Sunday, February 8, 2009

Home Bias and IAS

It seems that home-bias is a repetitive buzz word within the discussion of international diversification and understandably so. Covrig et. al.(2007) conducted a study on home bias, foreign mutual fund holdings and the adoption of International Accounting Standards(IAS) and how these constructs or variables interact. One of the positives resulting from adopting the IAS is the “enhanced ability to attract foreign capital, consistent with IAS reducing foreign investors’ home bias” (Covrig et. al., 2007, p. 2). Home-bias exists when investors are hesitant to invest internationally due to the high cost of information regarding these transactions. It would benefit firms to take actions to reduce home bias and attract foreign investment to improve investor diversification, lower investor risk, and reduce cost of capital (Covrig et. al., 2007).

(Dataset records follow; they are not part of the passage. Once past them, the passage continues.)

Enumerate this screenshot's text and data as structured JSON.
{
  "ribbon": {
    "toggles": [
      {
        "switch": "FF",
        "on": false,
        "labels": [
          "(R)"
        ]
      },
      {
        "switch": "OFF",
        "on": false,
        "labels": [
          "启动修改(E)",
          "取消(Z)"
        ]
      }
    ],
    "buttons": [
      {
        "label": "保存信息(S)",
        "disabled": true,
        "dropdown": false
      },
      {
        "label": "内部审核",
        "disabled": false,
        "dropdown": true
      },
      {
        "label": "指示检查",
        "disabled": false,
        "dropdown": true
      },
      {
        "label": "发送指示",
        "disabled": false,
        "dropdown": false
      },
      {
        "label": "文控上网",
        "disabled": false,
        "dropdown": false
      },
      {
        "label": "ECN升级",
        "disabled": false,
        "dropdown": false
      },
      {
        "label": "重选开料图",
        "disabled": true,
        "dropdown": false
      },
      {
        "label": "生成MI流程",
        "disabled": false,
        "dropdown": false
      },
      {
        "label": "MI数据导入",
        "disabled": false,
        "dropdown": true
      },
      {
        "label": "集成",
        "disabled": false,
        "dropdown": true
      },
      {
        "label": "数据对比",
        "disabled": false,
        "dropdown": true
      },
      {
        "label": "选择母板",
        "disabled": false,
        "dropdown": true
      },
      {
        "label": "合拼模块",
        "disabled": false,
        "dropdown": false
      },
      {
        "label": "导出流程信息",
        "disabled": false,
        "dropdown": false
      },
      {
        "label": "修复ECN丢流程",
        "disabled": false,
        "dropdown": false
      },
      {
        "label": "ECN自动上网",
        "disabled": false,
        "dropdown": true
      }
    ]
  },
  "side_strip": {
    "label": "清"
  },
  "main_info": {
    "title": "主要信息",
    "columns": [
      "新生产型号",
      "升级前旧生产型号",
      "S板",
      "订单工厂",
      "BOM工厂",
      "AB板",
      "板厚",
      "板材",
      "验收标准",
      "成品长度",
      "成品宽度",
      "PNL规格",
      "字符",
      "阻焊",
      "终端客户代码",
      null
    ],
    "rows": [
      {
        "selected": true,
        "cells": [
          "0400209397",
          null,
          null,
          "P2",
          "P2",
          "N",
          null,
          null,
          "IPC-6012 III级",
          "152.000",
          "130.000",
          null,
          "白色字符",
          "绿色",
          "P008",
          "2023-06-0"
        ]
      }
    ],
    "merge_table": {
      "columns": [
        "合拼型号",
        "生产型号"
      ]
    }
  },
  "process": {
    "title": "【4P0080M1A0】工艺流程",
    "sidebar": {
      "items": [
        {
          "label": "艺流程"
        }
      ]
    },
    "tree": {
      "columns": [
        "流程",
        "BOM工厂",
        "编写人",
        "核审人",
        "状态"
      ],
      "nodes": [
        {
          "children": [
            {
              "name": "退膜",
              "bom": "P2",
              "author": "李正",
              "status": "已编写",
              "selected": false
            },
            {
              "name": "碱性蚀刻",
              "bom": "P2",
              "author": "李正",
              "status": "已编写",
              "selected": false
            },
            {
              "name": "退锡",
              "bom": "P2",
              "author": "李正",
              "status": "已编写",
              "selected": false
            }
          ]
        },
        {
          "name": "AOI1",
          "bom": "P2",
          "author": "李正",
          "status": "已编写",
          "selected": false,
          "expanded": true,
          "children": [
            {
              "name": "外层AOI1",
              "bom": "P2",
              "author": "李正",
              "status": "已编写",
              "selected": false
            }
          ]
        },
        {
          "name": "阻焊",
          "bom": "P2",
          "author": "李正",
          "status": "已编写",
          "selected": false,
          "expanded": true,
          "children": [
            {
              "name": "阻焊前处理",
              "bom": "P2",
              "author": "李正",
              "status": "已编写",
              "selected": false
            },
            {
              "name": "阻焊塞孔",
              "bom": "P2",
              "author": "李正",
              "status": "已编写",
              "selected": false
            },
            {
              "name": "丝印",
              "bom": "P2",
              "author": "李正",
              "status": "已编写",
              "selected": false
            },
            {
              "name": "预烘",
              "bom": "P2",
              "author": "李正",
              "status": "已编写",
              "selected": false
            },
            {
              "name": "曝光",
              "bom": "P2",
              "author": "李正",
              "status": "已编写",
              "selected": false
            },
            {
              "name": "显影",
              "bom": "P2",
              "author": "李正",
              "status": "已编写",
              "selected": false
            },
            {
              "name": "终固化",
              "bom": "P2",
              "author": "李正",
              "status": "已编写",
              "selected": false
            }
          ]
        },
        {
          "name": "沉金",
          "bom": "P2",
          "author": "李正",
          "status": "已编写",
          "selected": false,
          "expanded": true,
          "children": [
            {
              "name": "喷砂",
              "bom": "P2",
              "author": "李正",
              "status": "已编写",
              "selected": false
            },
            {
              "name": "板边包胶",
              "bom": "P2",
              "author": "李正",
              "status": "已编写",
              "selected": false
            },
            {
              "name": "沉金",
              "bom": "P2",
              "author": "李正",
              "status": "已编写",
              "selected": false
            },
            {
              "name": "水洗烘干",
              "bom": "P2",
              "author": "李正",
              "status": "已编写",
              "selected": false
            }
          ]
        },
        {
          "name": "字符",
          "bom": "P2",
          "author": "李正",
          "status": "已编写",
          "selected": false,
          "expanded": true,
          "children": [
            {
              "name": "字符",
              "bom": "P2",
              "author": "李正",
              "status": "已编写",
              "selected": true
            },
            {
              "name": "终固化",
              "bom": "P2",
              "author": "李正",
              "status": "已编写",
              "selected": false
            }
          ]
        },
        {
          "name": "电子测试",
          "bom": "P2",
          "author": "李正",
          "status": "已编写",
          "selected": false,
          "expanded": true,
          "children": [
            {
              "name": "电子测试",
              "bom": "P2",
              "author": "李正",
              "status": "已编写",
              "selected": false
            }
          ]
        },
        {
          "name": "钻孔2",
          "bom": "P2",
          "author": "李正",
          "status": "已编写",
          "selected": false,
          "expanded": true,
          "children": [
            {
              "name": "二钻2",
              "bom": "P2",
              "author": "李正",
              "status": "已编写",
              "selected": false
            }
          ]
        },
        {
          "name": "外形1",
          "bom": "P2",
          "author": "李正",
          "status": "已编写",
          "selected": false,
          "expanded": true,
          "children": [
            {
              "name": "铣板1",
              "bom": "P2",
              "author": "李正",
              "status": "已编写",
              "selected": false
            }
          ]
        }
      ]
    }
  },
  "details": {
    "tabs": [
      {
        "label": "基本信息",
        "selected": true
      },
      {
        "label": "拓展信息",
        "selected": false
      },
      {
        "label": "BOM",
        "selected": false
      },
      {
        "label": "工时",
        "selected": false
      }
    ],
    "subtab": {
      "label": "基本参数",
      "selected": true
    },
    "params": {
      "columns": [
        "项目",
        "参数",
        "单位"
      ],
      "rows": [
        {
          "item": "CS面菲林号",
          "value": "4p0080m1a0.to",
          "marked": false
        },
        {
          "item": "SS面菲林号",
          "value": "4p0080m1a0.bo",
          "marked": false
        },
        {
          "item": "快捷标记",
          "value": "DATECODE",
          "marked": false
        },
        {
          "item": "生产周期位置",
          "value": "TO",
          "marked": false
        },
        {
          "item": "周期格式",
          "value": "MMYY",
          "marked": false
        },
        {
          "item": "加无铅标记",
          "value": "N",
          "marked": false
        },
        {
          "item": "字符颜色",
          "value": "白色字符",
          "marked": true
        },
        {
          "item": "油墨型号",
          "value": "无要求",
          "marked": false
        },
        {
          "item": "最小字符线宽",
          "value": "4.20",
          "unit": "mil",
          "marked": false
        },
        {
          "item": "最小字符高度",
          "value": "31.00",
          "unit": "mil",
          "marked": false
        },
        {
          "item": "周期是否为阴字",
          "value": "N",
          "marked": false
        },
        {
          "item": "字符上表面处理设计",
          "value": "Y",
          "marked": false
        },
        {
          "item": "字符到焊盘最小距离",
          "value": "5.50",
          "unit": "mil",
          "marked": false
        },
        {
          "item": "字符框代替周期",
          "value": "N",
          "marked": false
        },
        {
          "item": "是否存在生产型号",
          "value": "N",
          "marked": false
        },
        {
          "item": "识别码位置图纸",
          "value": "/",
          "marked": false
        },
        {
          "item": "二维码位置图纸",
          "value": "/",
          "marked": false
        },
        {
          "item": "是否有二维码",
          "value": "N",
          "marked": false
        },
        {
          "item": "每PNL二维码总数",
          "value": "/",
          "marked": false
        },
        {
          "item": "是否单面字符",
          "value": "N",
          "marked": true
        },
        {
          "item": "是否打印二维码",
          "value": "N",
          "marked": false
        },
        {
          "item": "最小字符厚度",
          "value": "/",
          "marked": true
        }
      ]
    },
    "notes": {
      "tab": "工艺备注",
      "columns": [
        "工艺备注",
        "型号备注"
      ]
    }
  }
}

Covrig et. al. (2007) also posits that greater foreign investment increases firms’ investor base and increases share liquidity. Covrig et. al. (2007) hypothesize that firms employing IAS have higher foreign ownership than those that only use local accounting standards. Their sample size is more than 25,000 observations across 29 countries from 1999-2002. Their analysis does in fact bolster their hypothesis that “firms adopting IAS in poorer information environments, or firms with lower investor visibility, have higher levels of foreign mutual fund investment” (Covrig et. al. , 2007, p. 4).
Covrig, V.M., Defond, M.L., and Hung, M. (2007). Home bias, foreign mutual fund holdings, and the voluntary adoption of international accounting standards. Retrieved January 28, 2009 from EBSCOhost Database.